High-volume cheap calls
GPT-5-nano or GPT-4o-mini. No Claude tier exists below Haiku 4.5's $1/$5 pricing. For workloads in the millions of calls per day, the GPT family is materially cheaper.
Hardest reasoning
GPT-5.5 (reasoning) or Claude Opus 4.7 with adaptive thinking enabled. Both top the intelligence rankings. Output costs are deceptive — both include hidden reasoning tokens that 4–10× the visible output bill. Test on your specific task; differences are smaller than benchmark scores suggest.
Reference
- Anthropic API pricing
- OpenAI API pricing
- Artificial Analysis Intelligence Index
- Full price table for all providers
- Prompt caching deep dive
- Hidden costs of LLM apps — including the tokenizer trap explored above
FAQ
Is Claude or GPT cheaper?
It depends on the tier you compare. Flagship-vs-flagship: GPT-5 ($1.25/$10) is materially cheaper than Claude Opus 4.7 ($5/$25), with Claude's 35% tokenizer overhead making the gap even wider. Balanced-tier: GPT-4.1 ($2/$8) edges out Claude Sonnet 4.6 ($3/$15). Fast-tier: Gemini Flash-Lite undercuts both, but among Claude/GPT only, GPT-4o-mini ($0.15/$0.60) is the cheapest mainstream option. The reasoning-model picture is closer.
Is Claude smarter than GPT?
On the public benchmark composite (Artificial Analysis Intelligence Index v4 + lmarena ELO), GPT-5.5 is currently #1 (88), Claude Opus 4.7 is #2 (86), with GPT-5.4 (84), Gemini 3.1 Pro (86), Claude Sonnet 4.6 (81), and GPT-5 (80) clustered next. Within 3-5 points, the differences are smaller than within-model variance — pick on cost, speed, or specific capability strengths instead.
Why does the same prompt cost more on Claude than the sticker price suggests?
Claude 4.x ships a new BPE tokenizer that consumes roughly 35% more tokens than older Claude models or GPT's o200k_base on the same English text. So a prompt OpenAI bills as 1,000 tokens, Claude bills as ~1,350. The per-token price is what you compare, but the actual API charge is computed on the tokenizer's token count.

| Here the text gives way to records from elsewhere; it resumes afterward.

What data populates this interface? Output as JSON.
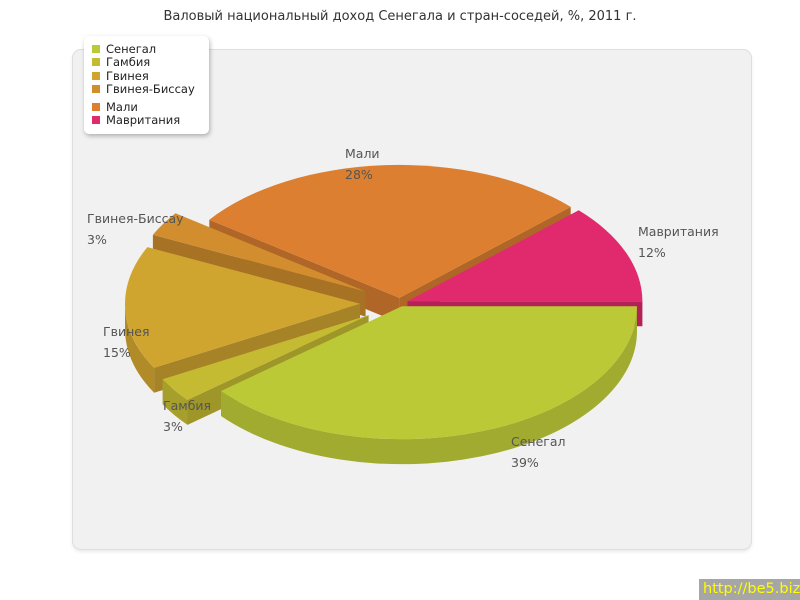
{
  "page": {
    "watermark": "http://be5.biz/"
  },
  "chart_data": {
    "type": "pie",
    "style": "3d-exploded-pie",
    "title": "Валовый национальный доход Сенегала и стран-соседей, %, 2011 г.",
    "unit": "%",
    "year": "2011",
    "legend_position": "top-left",
    "labels": [
      "Сенегал",
      "Гамбия",
      "Гвинея",
      "Гвинея-Биссау",
      "Мали",
      "Мавритания"
    ],
    "values": [
      39,
      3,
      15,
      3,
      28,
      12
    ],
    "percent_labels": [
      "39%",
      "3%",
      "15%",
      "3%",
      "28%",
      "12%"
    ],
    "colors": [
      "#bcc937",
      "#c5bb32",
      "#cfa42f",
      "#d28e2e",
      "#dc7f30",
      "#e02a6d"
    ],
    "exploded": [
      false,
      true,
      true,
      true,
      false,
      false
    ]
  }
}
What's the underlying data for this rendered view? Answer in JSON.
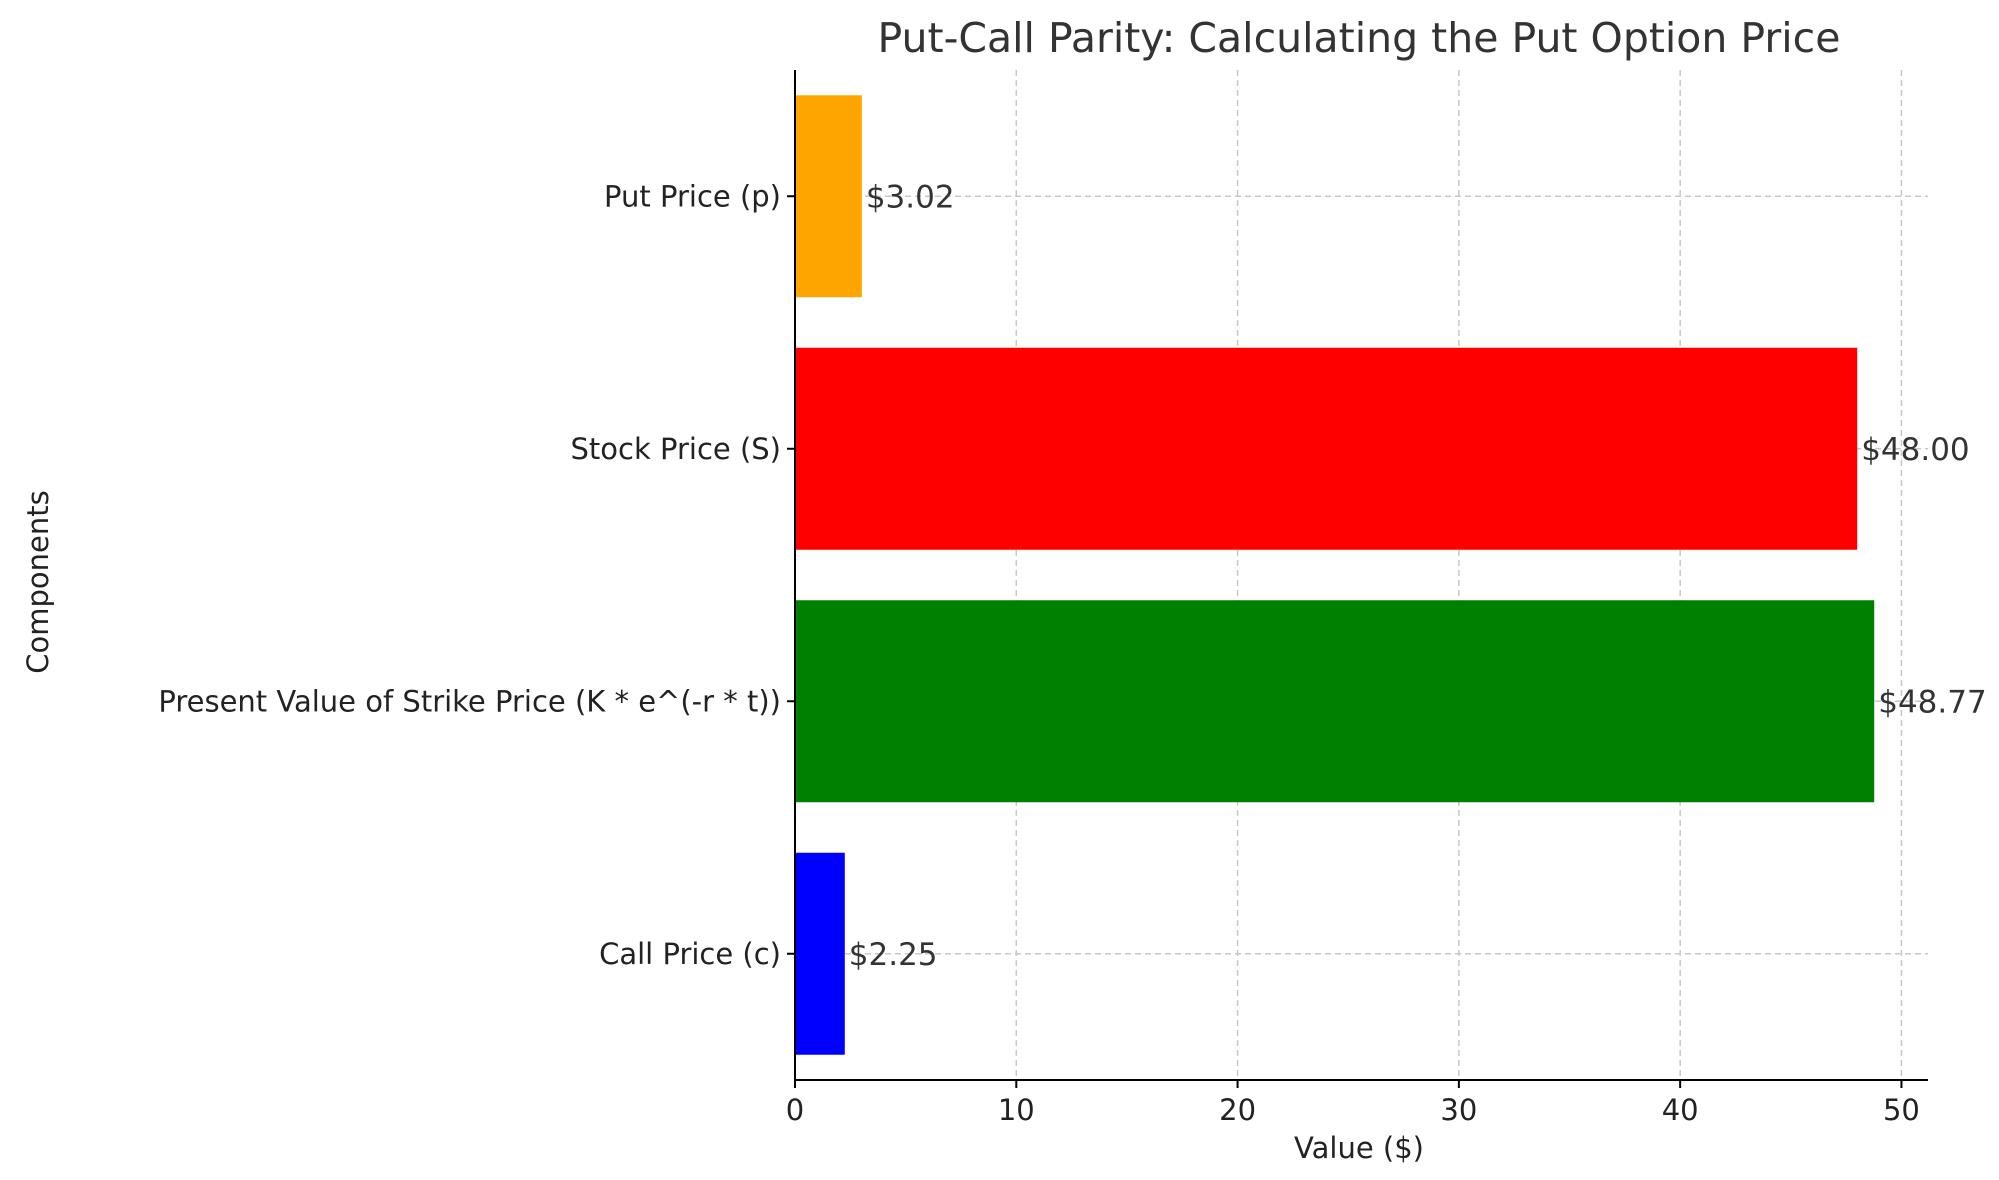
{
  "chart_data": {
    "type": "bar",
    "orientation": "horizontal",
    "title": "Put-Call Parity: Calculating the Put Option Price",
    "xlabel": "Value ($)",
    "ylabel": "Components",
    "categories": [
      "Call Price (c)",
      "Present Value of Strike Price (K * e^(-r * t))",
      "Stock Price (S)",
      "Put Price (p)"
    ],
    "values": [
      2.25,
      48.77,
      48.0,
      3.02
    ],
    "data_labels": [
      "$2.25",
      "$48.77",
      "$48.00",
      "$3.02"
    ],
    "colors": [
      "#0000ff",
      "#008000",
      "#ff0000",
      "#ffa500"
    ],
    "xlim": [
      0,
      51.2
    ],
    "xticks": [
      0,
      10,
      20,
      30,
      40,
      50
    ],
    "grid": true,
    "legend": "none"
  }
}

Which is faster, Claude or GPT?
GPT family is faster on average. Average output throughput: GPT-4o-mini ~130 tok/s, GPT-5 ~100 tok/s; Claude Sonnet 4.6 ~45 tok/s, Claude Opus 4.7 ~49 tok/s. Claude Haiku 4.5 (~91 tok/s) is the closest to GPT speeds. For latency-sensitive UX (autocomplete, voice), GPT or a Groq-hosted Llama is typically the better pick.
Which has better caching?
Anthropic's caching gives a deeper discount (90% off cached reads vs OpenAI's automatic 50%), but you pay a 25% surcharge to write the cache. Break-even: 3+ reads of the same prefix. OpenAI's caching is automatic with no surcharge — first call full price, subsequent cache hits 50% off. For high-traffic apps with stable prefixes (system prompts, documents), Anthropic wins on absolute cost. For bursty or varying traffic, OpenAI wins on simplicity.
When would I pick Claude over GPT?
Three cases. (1) You need 1M-token context — Claude Sonnet 4.6 and Opus 4.7 both have it; GPT-5 caps at 400K. (2) You're doing heavy prompt-caching with stable prefixes — Anthropic's 90%-off reads beat OpenAI's 50%. (3) The specific evals on your tasks favor Claude (often code, complex multi-step reasoning, coding agents). Otherwise GPT is usually cheaper and faster.
When would I pick GPT over Claude?
Latency-sensitive apps (chat UIs, voice, autocomplete), price-sensitive workloads at scale (GPT-5-nano at $0.05/$0.40 has no Claude equivalent), and mature ecosystem features (DALL-E in same API, Whisper, fine-tuning, structured outputs with strict schema validation).